Boris Johnson’s “Build Build Build” announcement yesterday was designed to help drag the UK economy out of what could prove to be a steep recession, with a programme to spend billions of pounds on infrastructure to build back to prosperity.
In his speech, the prime minister confirmed his commitment to long-term investment in some of the country’s most deprived regions, arguing that balancing the books must wait until recovery is secure, but what impact will that have on the number of properties in the planning pipeline?
Government data shows that net housing additions pre-lockdown were not meeting demand, reflecting the fact that housebuilders were still not building enough new homes, contributing significantly to the affordability crisis and overcrowding in many parts of the UK.
To help fix the dysfunctional housing market and make properties more accessible, the Conservatives, in their election manifesto, promised to increase housebuilding levels by delivering an average of 300,000 new build homes a year by the mid-2020s.

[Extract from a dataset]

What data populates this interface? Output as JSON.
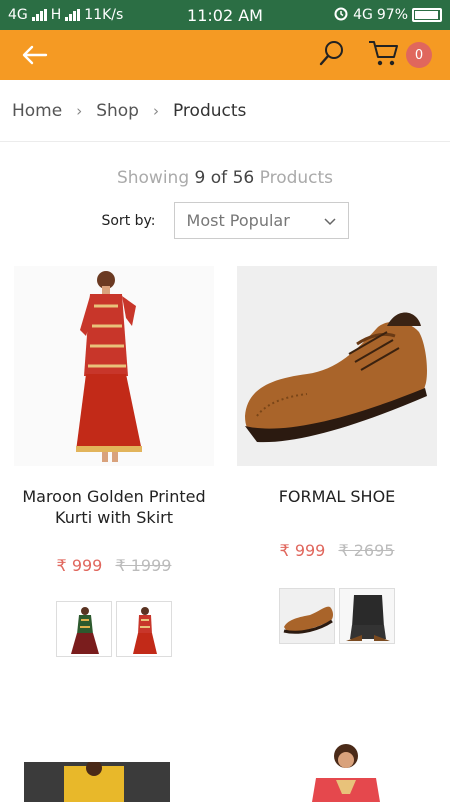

But the election result has changed very little in terms of housing market fundamentals, with the market continuing to be plagued by a shortage of stock.
Affordability constraints in the sales market have driven more people to rent and that has placed upward pressure on rental values, and that trend is unlikely to change under the PM’s Build, Build, Build plans.
Heather Powell, property and construction partner at Blick Rothenberg, said: “Housebuilders and the ‘Bank of Mum and Dad’ appear to be the funders for new homes, not the government.
“The prime minister talked about building better, greener and faster but almost all of the funding announced was about infrastructure repairs, not new houses.”
She added: “He talked about Build, Build, Build but the announcement was about Repair, Repair, Repair.”
Like many areas of life, the severe lack of homes being built has understandably taken a back seat. However, it now stands as one of the pillars on which the government is forming its economic recovery plan.
Marc von Grundherr, director of lettings and estate agent Benham and Reeves, commented: “Hopefully, this added emphasis on such a burning issue will result in some action and this will be nothing but positive for the UK property market.
“Of course, there is always the danger that like many before him, the prime minister’s words will equate to little more than just that. With the UK property market still facing a very uncertain landscape, we certainly hope this isn’t the case.”